On Fri, Apr 26, 2024 at 8:28 AM Matthew Wilcox <willy@...radead.org> wrote:
>
> On Fri, Apr 26, 2024 at 08:07:45AM -0700, Suren Baghdasaryan wrote:
> > On Fri, Apr 26, 2024 at 7:00 AM Matthew Wilcox <willy@...radeadorg> wrote:
> > > Intel's 0day got back to me with data and it's ridiculously good.

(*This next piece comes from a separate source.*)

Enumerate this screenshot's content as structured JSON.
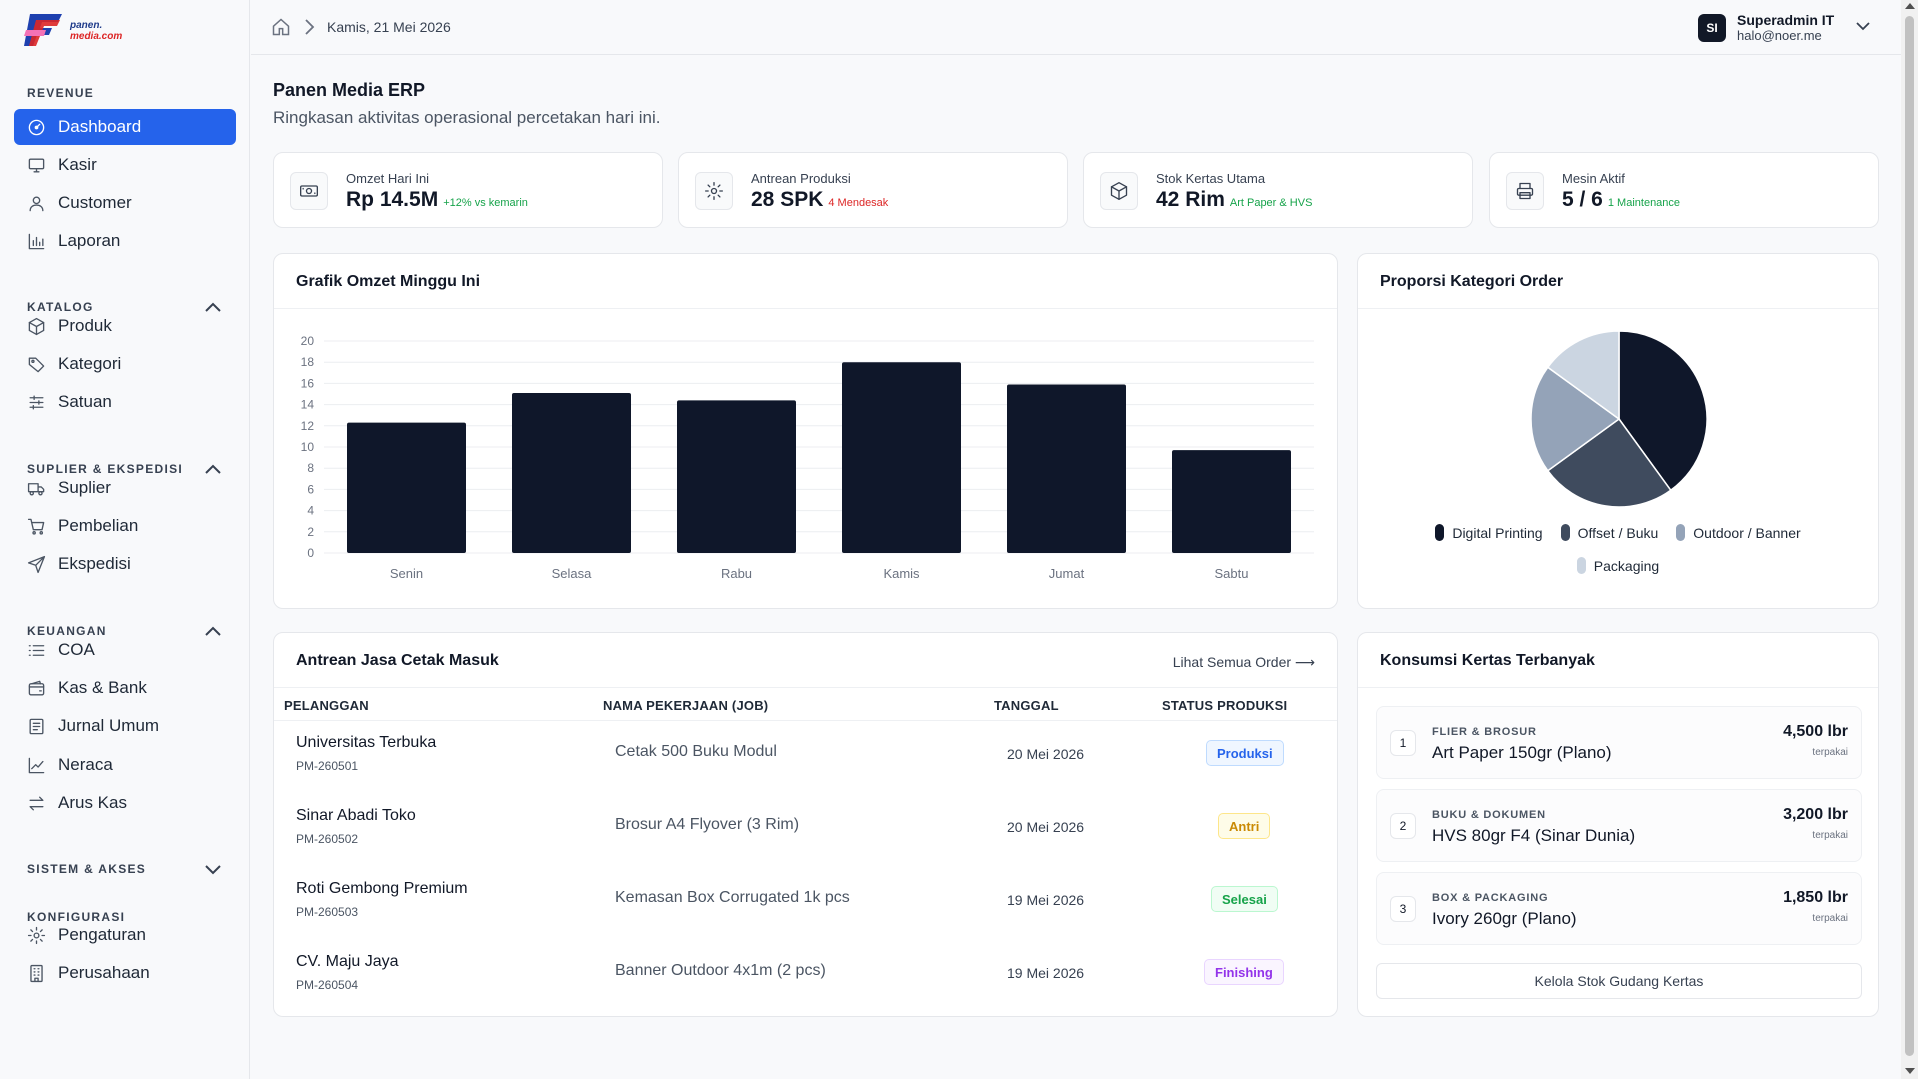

> > > Headline figure: over 3x throughput improvement with vm-scalability
> > > https://lore.kernel.org/all/202404261055.c5e24608-oliver.sang@intel.com/
> > >
> > > I can't see why it's that good.  It shouldn't be that good.  I'm
> > > seeing big numbers here:
> > >
> > >       4366 ą  2%    +565.6%      29061        perf-stat.overall.cycles-between-cache-misses
> > >
> > > and the code being deleted is only checking vma->vm_ops and
> > > vma->anon_vma.  Surely that cache line is referenced so frequently
> > > during pagefault that deleting a reference here will make no difference
> > > at all?
> >
> > That indeed looks overly good. Sorry, I didn't have a chance to run
> > the benchmarks on my side yet because of the ongoing Android bootcamp
> > this week.
>
> No problem.  Darn work getting in the way of having fun ;-)
>
> > > I still don't understand why we have to take the mmap_sem less often.

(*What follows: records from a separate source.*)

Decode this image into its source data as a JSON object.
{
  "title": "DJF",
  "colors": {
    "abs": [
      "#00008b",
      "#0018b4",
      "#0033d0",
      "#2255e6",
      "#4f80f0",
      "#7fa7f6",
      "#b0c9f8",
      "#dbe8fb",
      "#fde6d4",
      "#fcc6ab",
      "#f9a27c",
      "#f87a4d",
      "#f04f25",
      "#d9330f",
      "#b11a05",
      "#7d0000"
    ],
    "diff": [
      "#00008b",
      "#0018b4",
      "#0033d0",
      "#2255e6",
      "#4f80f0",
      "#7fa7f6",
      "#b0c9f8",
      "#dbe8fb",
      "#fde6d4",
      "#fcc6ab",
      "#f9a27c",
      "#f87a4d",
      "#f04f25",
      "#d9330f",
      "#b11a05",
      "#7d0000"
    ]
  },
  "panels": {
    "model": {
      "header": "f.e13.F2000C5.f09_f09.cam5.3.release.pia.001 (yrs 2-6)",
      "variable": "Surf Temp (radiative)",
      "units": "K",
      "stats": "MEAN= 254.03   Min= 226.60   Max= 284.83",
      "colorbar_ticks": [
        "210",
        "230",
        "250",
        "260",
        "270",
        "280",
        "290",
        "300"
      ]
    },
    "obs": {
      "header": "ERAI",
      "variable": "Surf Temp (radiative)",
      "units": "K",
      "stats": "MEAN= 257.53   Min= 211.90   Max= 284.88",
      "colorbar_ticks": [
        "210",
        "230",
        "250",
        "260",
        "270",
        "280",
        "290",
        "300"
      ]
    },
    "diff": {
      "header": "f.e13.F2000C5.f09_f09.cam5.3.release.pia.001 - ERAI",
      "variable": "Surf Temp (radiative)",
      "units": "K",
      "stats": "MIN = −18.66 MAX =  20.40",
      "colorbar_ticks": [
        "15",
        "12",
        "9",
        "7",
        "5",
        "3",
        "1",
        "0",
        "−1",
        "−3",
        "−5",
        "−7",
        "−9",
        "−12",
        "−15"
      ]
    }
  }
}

> > > Is there perhaps a VMA for which we have a NULL vm_ops, but don't set
> > > an anon_vma on a page fault?
> >
> > I think the only path in either do_anonymous_page() or
> > do_huge_pmd_anonymous_page() that skips calling anon_vma_prepare() is
> > the "Use the zero-page for reads" here:
> > https://elixir.bootlin.com/linux/latest/source/mm/memory.c#L4265. I
> > didn't look into this particular benchmark yet but will try it out
> > once I have some time to benchmark your change.
>
> Yes, Liam and I had just brainstormed that as being a plausible
> explanation too.  I don't know how frequent it is to use anon memory
> read-only.  Presumably it must happen often enough that we've bothered
> to implement the zero-page optimisation.  But probably not nearly as
> often as this benchmark makes it happen ;-)

I also wonder if some of this improvement can be attributed to the
last patch in your series
(https://lore.kernel.org/all/20240426144506.1290619-5-willy@infradead.org/).
I assume it was included in the 0day testing?